Angela Merici was a radical. Radical here doesn’t have to do with how far to the right or left of centre you are. Radical has to do with depth. Radical comes from roots. Angela was rooted. Where was she rooted? In love, of course. She was blessed, as we all are blessed by the words shared with the early Christians:

May your lives be rooted in love. I pray that you may have your roots and foundation in love, so that you together with all God’s people, may have the power to understand how broad and long, how high and deep is Christ’s love. Keep your roots deep in Christ. Build your lives on him and become stronger in your faith as you were taught. And be filled with thanksgiving.

There are many different kinds of root: fibrous, adventitious, rhizomes, prop roots – but Angela can best be described as a tap root – those long conical roots that sink deep into the earth. Carrots and parsnips are tap roots. And many forms of weeds and wildflowers have tap roots. Weed is a rather subjective term. What some call weeds, others call glories. As one person said – a weed is a plant that has mastered every survival skill except learning to grow in rows.
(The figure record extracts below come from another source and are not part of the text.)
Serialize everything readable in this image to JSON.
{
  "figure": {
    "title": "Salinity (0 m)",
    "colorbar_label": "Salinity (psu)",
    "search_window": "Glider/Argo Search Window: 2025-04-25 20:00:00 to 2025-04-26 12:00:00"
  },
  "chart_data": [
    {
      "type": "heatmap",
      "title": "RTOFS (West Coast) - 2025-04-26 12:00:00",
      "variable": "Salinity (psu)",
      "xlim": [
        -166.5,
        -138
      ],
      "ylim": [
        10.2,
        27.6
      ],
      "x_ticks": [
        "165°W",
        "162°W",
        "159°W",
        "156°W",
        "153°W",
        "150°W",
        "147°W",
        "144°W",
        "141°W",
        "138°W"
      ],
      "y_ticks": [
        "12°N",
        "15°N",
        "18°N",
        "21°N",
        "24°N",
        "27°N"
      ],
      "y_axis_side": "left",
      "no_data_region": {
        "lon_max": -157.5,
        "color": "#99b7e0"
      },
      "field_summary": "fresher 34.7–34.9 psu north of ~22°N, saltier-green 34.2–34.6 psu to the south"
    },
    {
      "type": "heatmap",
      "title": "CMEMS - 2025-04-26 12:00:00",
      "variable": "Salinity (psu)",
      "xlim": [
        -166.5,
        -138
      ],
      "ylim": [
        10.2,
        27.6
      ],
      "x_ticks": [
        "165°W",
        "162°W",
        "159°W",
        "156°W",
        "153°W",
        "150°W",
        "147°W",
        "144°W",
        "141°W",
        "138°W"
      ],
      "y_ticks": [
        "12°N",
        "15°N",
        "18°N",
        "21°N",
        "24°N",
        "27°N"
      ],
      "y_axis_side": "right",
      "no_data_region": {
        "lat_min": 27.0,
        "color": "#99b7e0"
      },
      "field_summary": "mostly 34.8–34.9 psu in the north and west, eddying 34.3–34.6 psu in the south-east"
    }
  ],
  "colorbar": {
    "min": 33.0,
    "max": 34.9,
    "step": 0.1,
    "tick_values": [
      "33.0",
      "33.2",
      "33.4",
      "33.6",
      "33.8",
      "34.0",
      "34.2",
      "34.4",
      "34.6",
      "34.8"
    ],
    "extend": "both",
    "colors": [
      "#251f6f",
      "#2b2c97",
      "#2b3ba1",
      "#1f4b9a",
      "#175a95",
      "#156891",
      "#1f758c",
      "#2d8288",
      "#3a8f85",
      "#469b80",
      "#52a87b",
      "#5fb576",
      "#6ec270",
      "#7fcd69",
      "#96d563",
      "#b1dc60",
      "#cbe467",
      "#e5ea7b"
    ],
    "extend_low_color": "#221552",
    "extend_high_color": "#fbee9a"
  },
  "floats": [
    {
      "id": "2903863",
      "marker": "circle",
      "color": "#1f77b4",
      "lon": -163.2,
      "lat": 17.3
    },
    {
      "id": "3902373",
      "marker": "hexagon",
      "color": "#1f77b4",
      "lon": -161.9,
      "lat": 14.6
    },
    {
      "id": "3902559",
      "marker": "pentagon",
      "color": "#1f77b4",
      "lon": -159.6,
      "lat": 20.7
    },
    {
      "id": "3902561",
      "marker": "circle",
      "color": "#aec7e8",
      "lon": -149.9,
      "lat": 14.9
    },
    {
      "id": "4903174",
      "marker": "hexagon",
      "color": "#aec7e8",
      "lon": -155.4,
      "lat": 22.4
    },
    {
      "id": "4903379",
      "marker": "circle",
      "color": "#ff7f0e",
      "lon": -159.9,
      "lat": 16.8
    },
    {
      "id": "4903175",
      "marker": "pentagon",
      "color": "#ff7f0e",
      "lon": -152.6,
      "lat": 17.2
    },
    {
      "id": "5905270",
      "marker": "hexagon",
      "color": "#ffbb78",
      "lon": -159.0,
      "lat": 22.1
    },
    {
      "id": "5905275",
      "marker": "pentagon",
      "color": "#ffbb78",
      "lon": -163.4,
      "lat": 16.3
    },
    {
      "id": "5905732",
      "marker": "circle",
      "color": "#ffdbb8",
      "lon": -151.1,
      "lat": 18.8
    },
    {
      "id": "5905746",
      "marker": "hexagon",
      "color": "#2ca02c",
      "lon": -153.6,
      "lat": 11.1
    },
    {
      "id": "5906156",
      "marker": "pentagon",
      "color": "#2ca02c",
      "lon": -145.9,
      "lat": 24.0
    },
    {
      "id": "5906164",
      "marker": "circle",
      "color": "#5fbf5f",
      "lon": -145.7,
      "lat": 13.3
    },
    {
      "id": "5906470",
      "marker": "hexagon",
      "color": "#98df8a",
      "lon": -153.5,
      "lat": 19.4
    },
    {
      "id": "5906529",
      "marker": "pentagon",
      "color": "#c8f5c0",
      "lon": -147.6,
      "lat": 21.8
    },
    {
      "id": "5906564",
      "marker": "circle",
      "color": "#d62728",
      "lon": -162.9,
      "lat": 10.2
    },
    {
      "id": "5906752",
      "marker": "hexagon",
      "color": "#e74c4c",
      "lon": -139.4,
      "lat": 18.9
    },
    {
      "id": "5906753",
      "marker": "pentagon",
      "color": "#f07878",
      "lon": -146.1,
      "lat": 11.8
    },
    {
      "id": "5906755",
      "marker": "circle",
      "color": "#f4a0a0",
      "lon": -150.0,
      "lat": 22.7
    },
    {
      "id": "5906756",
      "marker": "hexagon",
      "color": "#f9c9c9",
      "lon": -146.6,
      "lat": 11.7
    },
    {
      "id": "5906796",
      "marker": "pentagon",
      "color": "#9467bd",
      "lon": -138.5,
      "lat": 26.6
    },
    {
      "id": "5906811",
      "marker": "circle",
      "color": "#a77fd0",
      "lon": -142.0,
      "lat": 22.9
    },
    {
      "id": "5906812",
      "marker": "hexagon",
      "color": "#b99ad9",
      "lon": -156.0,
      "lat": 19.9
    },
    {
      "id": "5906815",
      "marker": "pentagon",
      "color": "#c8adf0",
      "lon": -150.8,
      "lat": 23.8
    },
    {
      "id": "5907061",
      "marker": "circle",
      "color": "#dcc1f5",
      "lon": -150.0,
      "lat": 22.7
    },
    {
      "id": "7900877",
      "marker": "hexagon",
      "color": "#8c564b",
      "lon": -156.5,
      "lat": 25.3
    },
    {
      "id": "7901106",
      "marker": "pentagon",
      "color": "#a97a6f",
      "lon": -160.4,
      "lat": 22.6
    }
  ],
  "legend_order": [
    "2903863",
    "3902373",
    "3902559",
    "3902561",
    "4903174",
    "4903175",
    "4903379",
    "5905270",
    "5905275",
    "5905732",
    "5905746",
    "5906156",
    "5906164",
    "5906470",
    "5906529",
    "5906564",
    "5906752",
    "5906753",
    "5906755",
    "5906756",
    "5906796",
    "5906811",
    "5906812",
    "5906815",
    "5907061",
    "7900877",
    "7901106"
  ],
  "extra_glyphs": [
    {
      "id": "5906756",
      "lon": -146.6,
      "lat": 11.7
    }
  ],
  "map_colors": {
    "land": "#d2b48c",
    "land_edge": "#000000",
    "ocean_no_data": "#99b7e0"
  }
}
What a fitting description of Angela, and of the many women who followed her!

Weeds are more important and more valuable than we might think. Dandelions, goldenrod, milkweed, purslane, clover and chicory to name a few, have many important functions. Many so called weeds have healing properties. Those long taproots break up hard soil and bring nutrients from deep down benefiting plants with weaker or shallower roots without competing with them. They fix nitrogen in the soil which enriches it for other plants. And they are companion plants making it easier for many edible plants to flourish.

Perhaps it is a good time to reflect on how ‘rooted’ we are, how like weeds we are. How did Angela get to be so rooted? Angela paid attention to her world. She looked at her surroundings with a loving gaze. In her daily life she was touched by the beauty and suffering all around her. Her experiences brought her to a deep sense of gratitude and a passionate sense of mission. It is a challenge sometimes for us to slow down enough to notice the blessings and needs that surround us. Just as she observed and responded to the needs of her time, we are challenged to do the same.



"Live in harmony, united together in one heart and one will."